TRER/6/52 · Item · 27 Feb 1906
Part of Papers of Robert Calverley Trevelyan and Elizabeth Trevelyan

12 Pembroke Gardens, Kensington, W. - Trevelyan's corrected copy [of his poem The Lady's Bat, for Sickert's anthology The Bird In Song, see 6/47] arrived in good time, and the book is to go to the printers next Thursday. Is annoyed about the 'shabby' nature of the printing, and that they have had to include 'a wearisome effusion of Watts-Dunton's' in order to be allowed Swinburne's Itylus; would like to 'stick' it in the preface and claim there was not time to put it in properly, with the added advantage of putting people off reading the preface. Is also unhappy about the frontispiece. Thinks the book will be out about Easter, not much before due to the addition of American classics such as Whitman - 'no moderns thank goodness'. Recommends Jean Christophe by Romain Rolland, brother-in-law of [Michel] Bréal.
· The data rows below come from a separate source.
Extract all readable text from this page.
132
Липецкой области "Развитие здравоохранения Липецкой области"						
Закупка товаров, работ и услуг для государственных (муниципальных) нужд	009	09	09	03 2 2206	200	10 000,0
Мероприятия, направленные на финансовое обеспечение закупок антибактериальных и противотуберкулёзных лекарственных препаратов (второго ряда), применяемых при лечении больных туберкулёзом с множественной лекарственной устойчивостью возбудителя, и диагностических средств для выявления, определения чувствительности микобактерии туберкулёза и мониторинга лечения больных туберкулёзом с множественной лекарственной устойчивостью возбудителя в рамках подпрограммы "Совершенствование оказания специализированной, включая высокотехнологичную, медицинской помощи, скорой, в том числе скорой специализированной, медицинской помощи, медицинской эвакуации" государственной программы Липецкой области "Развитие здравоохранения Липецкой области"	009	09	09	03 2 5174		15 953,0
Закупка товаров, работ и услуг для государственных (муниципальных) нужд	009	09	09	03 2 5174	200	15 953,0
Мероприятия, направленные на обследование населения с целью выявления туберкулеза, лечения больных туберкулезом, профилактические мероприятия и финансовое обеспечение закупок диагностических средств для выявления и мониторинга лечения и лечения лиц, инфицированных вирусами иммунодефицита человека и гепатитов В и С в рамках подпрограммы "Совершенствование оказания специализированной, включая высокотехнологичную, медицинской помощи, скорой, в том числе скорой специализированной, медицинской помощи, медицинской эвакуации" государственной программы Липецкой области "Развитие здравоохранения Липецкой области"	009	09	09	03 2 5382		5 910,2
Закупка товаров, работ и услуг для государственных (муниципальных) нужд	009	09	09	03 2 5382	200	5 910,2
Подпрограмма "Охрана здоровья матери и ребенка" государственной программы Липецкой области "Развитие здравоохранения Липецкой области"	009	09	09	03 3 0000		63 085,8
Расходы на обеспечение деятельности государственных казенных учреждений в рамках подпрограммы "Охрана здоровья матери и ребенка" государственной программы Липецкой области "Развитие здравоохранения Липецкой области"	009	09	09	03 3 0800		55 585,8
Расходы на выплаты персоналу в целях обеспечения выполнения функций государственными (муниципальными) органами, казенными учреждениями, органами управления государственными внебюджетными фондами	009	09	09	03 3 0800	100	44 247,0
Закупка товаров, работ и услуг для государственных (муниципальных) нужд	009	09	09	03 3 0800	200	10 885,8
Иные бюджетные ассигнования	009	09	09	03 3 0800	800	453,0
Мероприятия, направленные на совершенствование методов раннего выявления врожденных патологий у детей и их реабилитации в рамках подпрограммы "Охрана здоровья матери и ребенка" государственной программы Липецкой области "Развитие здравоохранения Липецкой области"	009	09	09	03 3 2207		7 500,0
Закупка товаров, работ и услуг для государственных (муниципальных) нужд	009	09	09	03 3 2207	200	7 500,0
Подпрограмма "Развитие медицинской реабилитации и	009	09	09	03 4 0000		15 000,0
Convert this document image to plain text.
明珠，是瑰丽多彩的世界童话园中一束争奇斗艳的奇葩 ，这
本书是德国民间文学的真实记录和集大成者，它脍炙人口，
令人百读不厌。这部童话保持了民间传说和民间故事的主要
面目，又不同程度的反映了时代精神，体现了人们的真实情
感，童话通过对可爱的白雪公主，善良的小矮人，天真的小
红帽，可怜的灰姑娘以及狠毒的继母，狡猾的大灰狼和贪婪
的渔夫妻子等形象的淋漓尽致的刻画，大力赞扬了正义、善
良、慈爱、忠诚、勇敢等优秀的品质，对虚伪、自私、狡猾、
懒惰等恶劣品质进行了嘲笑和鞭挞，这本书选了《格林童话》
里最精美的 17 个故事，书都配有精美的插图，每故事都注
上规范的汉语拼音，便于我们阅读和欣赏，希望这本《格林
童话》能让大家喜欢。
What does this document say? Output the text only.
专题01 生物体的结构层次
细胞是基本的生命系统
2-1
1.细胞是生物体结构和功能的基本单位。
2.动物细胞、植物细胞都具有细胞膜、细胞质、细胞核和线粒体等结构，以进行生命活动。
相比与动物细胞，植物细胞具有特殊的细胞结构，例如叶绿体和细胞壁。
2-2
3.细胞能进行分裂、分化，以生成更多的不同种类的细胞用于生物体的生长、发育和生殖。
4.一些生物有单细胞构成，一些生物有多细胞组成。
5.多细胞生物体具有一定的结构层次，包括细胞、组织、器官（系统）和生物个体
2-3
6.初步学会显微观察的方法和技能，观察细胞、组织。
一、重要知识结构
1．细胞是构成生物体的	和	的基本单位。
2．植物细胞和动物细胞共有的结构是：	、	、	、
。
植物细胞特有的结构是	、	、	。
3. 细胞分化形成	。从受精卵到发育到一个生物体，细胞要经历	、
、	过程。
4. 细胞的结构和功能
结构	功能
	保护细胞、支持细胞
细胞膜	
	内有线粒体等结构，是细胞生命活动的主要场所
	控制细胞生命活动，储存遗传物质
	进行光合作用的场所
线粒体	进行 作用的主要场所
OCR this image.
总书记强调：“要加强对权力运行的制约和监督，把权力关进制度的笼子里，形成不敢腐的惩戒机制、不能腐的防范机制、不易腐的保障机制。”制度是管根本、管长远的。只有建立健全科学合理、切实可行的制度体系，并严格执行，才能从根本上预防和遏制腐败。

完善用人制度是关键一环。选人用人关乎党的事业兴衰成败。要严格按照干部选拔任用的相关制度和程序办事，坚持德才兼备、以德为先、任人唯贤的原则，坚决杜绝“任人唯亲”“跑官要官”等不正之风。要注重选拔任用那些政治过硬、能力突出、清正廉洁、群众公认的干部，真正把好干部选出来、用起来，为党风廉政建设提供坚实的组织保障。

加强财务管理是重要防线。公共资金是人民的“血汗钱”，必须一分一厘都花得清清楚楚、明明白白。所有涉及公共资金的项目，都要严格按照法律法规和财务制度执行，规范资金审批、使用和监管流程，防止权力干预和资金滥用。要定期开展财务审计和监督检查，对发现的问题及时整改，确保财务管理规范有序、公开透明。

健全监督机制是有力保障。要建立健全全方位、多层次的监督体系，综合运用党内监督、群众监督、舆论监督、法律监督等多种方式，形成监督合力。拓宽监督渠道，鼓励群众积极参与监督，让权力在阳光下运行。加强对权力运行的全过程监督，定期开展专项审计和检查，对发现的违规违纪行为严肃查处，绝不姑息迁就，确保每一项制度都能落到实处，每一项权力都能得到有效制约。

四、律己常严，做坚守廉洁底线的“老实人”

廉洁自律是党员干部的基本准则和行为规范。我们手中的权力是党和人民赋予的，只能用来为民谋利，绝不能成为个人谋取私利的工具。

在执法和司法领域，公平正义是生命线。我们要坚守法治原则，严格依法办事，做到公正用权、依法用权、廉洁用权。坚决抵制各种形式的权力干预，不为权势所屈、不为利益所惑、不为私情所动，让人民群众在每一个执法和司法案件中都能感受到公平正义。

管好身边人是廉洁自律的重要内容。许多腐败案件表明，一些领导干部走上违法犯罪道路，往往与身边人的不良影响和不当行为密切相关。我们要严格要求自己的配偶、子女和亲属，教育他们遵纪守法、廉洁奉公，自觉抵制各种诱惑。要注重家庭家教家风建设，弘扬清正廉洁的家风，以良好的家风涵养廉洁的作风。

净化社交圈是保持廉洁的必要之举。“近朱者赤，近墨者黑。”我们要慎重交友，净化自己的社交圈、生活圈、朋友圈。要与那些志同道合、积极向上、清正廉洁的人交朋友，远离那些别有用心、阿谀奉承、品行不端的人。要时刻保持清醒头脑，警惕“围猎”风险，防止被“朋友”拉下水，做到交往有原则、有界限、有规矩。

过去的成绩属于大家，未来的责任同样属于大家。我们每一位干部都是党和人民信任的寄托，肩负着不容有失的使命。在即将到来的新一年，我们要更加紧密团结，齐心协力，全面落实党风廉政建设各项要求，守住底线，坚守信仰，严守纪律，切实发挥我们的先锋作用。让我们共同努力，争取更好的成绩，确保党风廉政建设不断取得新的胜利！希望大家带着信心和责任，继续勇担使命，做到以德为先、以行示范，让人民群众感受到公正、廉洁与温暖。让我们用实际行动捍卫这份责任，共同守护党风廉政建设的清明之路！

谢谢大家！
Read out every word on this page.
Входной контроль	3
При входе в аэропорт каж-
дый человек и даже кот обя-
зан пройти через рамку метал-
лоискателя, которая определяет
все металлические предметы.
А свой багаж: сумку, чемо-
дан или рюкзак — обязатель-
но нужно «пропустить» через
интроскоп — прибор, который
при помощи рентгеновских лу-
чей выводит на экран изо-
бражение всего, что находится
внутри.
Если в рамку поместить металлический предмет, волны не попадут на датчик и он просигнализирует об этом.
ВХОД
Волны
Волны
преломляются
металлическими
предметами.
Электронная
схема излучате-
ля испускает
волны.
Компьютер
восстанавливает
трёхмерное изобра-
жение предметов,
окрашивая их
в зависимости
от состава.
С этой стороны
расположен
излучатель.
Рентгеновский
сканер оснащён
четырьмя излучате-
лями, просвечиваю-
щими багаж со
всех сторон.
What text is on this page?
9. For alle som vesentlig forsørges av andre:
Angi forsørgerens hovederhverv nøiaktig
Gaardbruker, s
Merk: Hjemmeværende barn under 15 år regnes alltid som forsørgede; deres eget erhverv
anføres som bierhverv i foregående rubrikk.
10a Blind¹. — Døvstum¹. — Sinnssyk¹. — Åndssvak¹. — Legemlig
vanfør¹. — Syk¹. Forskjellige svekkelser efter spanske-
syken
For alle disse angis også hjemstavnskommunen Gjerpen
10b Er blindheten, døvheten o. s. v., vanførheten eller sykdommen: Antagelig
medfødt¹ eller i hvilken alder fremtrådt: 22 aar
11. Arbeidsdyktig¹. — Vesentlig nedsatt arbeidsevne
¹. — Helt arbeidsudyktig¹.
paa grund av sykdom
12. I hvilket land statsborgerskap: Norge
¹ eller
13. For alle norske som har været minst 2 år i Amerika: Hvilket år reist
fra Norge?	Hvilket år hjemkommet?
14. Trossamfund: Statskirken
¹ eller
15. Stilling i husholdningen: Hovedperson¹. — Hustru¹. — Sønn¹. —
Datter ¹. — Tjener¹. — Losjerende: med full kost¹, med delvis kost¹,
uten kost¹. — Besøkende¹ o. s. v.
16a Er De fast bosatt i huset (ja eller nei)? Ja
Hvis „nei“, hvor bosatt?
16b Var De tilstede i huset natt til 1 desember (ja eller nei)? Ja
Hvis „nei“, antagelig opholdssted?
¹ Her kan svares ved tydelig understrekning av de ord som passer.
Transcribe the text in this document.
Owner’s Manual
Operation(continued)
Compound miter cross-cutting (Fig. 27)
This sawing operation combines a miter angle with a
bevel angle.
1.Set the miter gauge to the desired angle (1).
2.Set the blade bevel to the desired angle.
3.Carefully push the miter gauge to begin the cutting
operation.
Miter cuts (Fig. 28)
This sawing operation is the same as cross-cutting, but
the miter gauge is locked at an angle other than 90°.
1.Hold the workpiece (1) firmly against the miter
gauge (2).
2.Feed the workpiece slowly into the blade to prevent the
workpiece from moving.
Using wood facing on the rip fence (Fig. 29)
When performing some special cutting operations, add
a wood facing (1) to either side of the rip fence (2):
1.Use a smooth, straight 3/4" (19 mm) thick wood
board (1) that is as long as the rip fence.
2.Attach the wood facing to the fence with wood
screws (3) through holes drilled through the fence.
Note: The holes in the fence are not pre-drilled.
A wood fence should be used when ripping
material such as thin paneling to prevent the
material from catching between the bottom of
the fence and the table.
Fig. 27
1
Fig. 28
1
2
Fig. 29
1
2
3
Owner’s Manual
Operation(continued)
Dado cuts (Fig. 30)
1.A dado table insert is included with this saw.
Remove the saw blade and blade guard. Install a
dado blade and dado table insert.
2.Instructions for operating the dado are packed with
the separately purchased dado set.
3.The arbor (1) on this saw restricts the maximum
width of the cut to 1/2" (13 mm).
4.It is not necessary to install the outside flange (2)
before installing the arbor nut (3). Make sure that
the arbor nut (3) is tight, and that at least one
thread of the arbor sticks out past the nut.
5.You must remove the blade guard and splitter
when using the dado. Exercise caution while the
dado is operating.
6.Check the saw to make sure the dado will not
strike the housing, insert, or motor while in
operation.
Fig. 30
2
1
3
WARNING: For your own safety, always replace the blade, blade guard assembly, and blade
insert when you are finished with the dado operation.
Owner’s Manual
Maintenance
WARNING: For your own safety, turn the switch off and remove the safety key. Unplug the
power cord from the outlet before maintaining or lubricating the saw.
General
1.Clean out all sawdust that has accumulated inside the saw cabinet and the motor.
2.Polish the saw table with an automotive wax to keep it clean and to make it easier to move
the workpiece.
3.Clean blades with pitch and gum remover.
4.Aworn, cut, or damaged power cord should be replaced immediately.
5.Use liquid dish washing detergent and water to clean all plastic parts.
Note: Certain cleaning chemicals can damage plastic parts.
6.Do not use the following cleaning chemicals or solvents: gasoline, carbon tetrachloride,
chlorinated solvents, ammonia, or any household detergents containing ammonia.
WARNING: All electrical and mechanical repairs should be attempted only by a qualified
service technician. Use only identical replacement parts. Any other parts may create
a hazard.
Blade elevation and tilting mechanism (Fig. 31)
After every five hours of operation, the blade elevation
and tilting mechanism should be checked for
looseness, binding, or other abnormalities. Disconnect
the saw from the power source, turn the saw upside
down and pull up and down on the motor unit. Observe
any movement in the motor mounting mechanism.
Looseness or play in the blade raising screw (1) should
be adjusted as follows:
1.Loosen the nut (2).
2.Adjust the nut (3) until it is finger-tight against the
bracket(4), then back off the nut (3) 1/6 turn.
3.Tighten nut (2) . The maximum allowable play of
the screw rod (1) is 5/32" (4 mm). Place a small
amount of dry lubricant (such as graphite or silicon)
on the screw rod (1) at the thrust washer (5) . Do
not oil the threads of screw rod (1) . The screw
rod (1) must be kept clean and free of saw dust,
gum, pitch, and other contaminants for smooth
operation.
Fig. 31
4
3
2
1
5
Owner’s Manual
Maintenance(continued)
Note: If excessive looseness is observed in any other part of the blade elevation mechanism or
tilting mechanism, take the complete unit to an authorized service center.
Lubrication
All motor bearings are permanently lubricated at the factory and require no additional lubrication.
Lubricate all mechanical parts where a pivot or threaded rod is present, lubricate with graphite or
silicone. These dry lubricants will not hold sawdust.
He and his 'collaborator' [Stanley Makower] will be pleased to present Trevelyan with a copy of the anthology.

TRER/10/66 · Item · 20 Dec 1906
Part of Papers of Robert Calverley Trevelyan and Elizabeth Trevelyan

Welcombe, Stratford on Avon. - Was very sad yesterday to be going further from Elizabeth [since the baby is due]. London was 'horrid... dark & dirty & noisy'. Left Pantlin in low spirits, but she writes that the [nursing] home is nice; believes her operation is today. McKenzie said there was nothing wrong with Sir George's ear, having 'looked into it with an electric light!'. Rolandi does not have [Rolland's] "Jean Christophe", so she will send for it from the London Library. Hopes that Mr [Donald] Tovey's concert was a success. Can come to Surrey via Reading and Gomshall, though Sir George 'very strangely' objects to her returning this week; can start at short notice.